2.2. Other Relevant Legislation
2.3. Public Health Ethics
The Siracusa Principles on the Limitation and Derogation of Provisions in the International Covenant on Civil and Political Rights1 state, “Public health may be invoked as grounds for limiting certain rights in order to allow a state to take measures dealing with a serious threat to the health of the population or individual members of the population. These measures must be specifically aimed at preventing disease or injury or providing care for the sick and injured and that due regard shall be had to the international health regulations of the World Health Organization.”
2.3.1. International Health Regulations
The purpose and scope of these regulations is to prevent, protect against, control and provide a public health response to the international spread of disease in ways that are commensurate with and restricted to public health risks and which avoid unnecessary interference with international traffic and trade. Implementation is guided by the following principles:
- With full respect for dignity, human rights and fundamental freedom of persons.
- Guided by the Charter of the United Nations and the Constitution of WHO.
- Guided by the goal of their universal application for the protection of all people of the world from international spread of disease.
The management and prevention of DR-TB requires cooperation by all affected and balancing of community and individual interests. Limitation of individual freedom of choice may be necessary to protect individuals as well as entire communities.
Individual freedom should however be carefully restricted and only when alternative approaches to preventing spread, are not likely to be effective. The following guiding principles should be observed in determining the restrictions:
- Provide and manage treatment in accordance with the law.

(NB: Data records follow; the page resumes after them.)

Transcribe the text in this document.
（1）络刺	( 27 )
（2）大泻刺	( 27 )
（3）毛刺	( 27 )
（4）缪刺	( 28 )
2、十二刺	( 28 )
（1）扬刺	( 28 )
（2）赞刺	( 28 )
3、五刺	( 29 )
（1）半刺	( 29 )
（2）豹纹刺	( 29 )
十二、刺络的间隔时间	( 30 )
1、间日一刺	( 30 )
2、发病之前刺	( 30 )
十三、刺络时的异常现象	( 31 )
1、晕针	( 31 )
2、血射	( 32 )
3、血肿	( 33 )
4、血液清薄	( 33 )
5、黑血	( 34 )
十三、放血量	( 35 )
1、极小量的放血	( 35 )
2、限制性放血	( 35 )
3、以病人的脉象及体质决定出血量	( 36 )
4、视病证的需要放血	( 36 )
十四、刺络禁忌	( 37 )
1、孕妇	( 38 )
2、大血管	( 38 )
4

- Adopt the least restrictive practices that will allow the common good to be protected.
- Ensure that restrictions are necessary and proportional to the need for protection.
- Explore all less restrictive measures before implementing more intrusive public health measures.

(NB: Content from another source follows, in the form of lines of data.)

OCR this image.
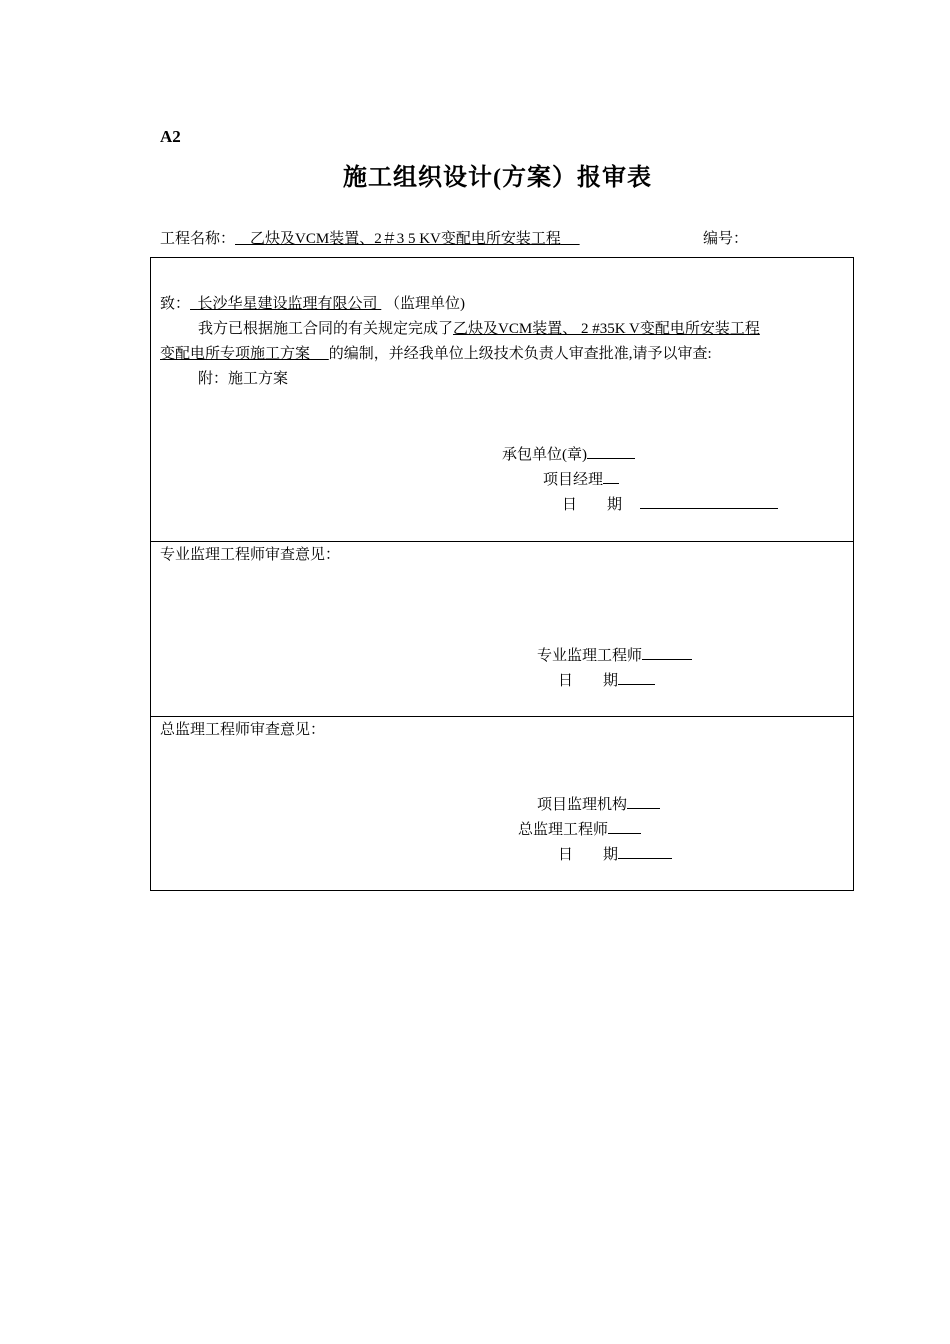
A2
施工组织设计(方案）报审表
工程名称： 乙炔及VCM装置、2＃3 5 KV变配电所安装工程	编号：
致： 长沙华星建设监理有限公司 （监理单位)
我方已根据施工合同的有关规定完成了乙炔及VCM装置、 2 #35K V变配电所安装工程
变配电所专项施工方案 的编制，并经我单位上级技术负责人审查批准,请予以审查:
附：施工方案
承包单位(章)
项目经理
日　　期
专业监理工程师审查意见：
专业监理工程师
日　　期
总监理工程师审查意见：
项目监理机构
总监理工程师
日　　期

- Base intervention on scientific evidence that failure to implement the measure is likely to result in harm to the well-being of the public and society as a whole and not imposed arbitrarily.
- Attempt to ensure that those impacted by restrictions receive support from the community (i.e., job security, financial support for individuals who are isolated and provision of food parcels and other necessities to their families, and protection against stigmatisation or unwarranted disclosure of private information).

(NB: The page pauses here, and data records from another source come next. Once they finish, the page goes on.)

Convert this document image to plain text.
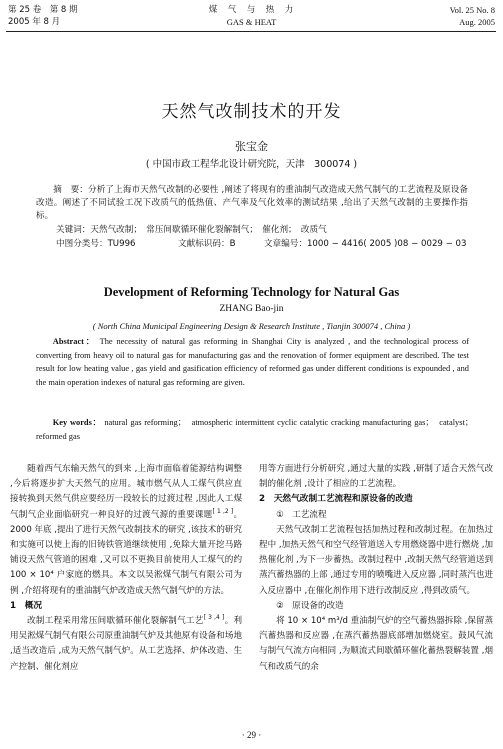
第 25 卷　第 8 期
2005 年 8 月
煤　气　与　热　力
GAS & HEAT
Vol. 25 No. 8
Aug. 2005
天然气改制技术的开发
张宝金
( 中国市政工程华北设计研究院，天津　300074 )
摘　要：分析了上海市天然气改制的必要性 ,阐述了将现有的重油制气改造成天然气制气的工艺流程及原设备改造。阐述了不同试验工况下改质气的低热值、产气率及气化效率的测试结果 ,给出了天然气改制的主要操作指标。
关键词：天然气改制；　常压间歇循环催化裂解制气；　催化剂；　改质气
中图分类号：TU996	文献标识码：B	文章编号：1000 − 4416( 2005 )08 − 0029 − 03
Development of Reforming Technology for Natural Gas
ZHANG Bao-jin
( North China Municipal Engineering Design & Research Institute , Tianjin 300074 , China )
Abstract： The necessity of natural gas reforming in Shanghai City is analyzed , and the technological process of converting from heavy oil to natural gas for manufacturing gas and the renovation of former equipment are described. The test result for low heating value , gas yield and gasification efficiency of reformed gas under different conditions is expounded , and the main operation indexes of natural gas reforming are given.
Key words： natural gas reforming；　atmospheric intermittent cyclic catalytic cracking manufacturing gas；　catalyst；　reformed gas

随着西气东输天然气的到来 ,上海市面临着能源结构调整 ,今后将逐步扩大天然气的应用。城市燃气从人工煤气供应直接转换到天然气供应要经历一段较长的过渡过程 ,因此人工煤气制气企业面临研究一种良好的过渡气源的重要课题[ 1 ,2 ]。2000 年底 ,提出了进行天然气改制技术的研究 ,该技术的研究和实施可以使上海的旧铸铁管道继续使用 ,免除大量开挖马路铺设天然气管道的困难 ,又可以不更换目前使用人工煤气的约 100 × 10⁴ 户家庭的燃具。本文以吴淞煤气制气有限公司为例 ,介绍将现有的重油制气炉改造成天然气制气炉的方法。

1　概况

改制工程采用常压间歇循环催化裂解制气工艺[ 3 ,4 ]。利用吴淞煤气制气有限公司原重油制气炉及其他原有设备和场地 ,适当改造后 ,成为天然气制气炉。从工艺选择、炉体改造、生产控制、催化剂应

用等方面进行分析研究 ,通过大量的实践 ,研制了适合天然气改制的催化剂 ,设计了相应的工艺流程。

2　天然气改制工艺流程和原设备的改造

①　工艺流程

天然气改制工艺流程包括加热过程和改制过程。在加热过程中 ,加热天然气和空气经管道送入专用燃烧器中进行燃烧 ,加热催化剂 ,为下一步蓄热。改制过程中 ,改制天然气经管道送到蒸汽蓄热器的上部 ,通过专用的喷嘴进入反应器 ,同时蒸汽也进入反应器中 ,在催化剂作用下进行改制反应 ,得到改质气。

②　原设备的改造

将 10 × 10⁴ m³/d 重油制气炉的空气蓄热器拆除 ,保留蒸汽蓄热器和反应器 ,在蒸汽蓄热器底部增加燃烧室。鼓风气流与制气气流方向相同 ,为顺流式间歇循环催化蓄热裂解装置 ,烟气和改质气的余

· 29 ·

A fair and standard process must be followed when making the decision to isolate people with confirmed MDR- and XDR-TB in order to achieve favourable outcomes. In order to achieve this, the following must be followed:
- Ensure consistency in applying standards across people and avoid discrimination based on colour, religion and status.
- Engage patients and their families in the decision-making process and ensure that they give consent.
- Treat all patients with dignity and respect.
- Communicate clearly in local language and culturally sensitive manner.
- Ensure transparency, accountability and no hidden agendas.
- Maintain impartiality and neutrality in the process of decision-making regarding management.
2.3.2. Patient Management Related Challenges
A number of factors need to considered and addressed when managing patients with DR-TB.
Some patients might refuse treatment and hospitalisation; other patients may wish to be treated but do not agree to be hospitalised. Some patients request discharge from MDR-TB units while still highly infectious. Decentralisation of MDR-TB care is a solution to this problem.
Implications of continued employment for infectious patients, discharging patients who failed treatment back to communities and disclosure of patients’ condition to family, employer and close contacts need to be discussed with all affected parties. This requires that infection control strategies are implemented in the community to ensure protection of vulnerable groups (e.g., children, HIV-positive people) and intensive community mobilisation to increase awareness and address stigma.
Working in MDR-TB hospitals exposes staff to a high risk environment for infection, which is a cause for concern for HCWs often results in high staff turnover, refusal to work in high risk areas, and difficulties in recruiting staff. It is vital to ensure that adequate infection control measures are implemented, all staff is protected and occupational health services and compensation for workers who contract the disease are provided.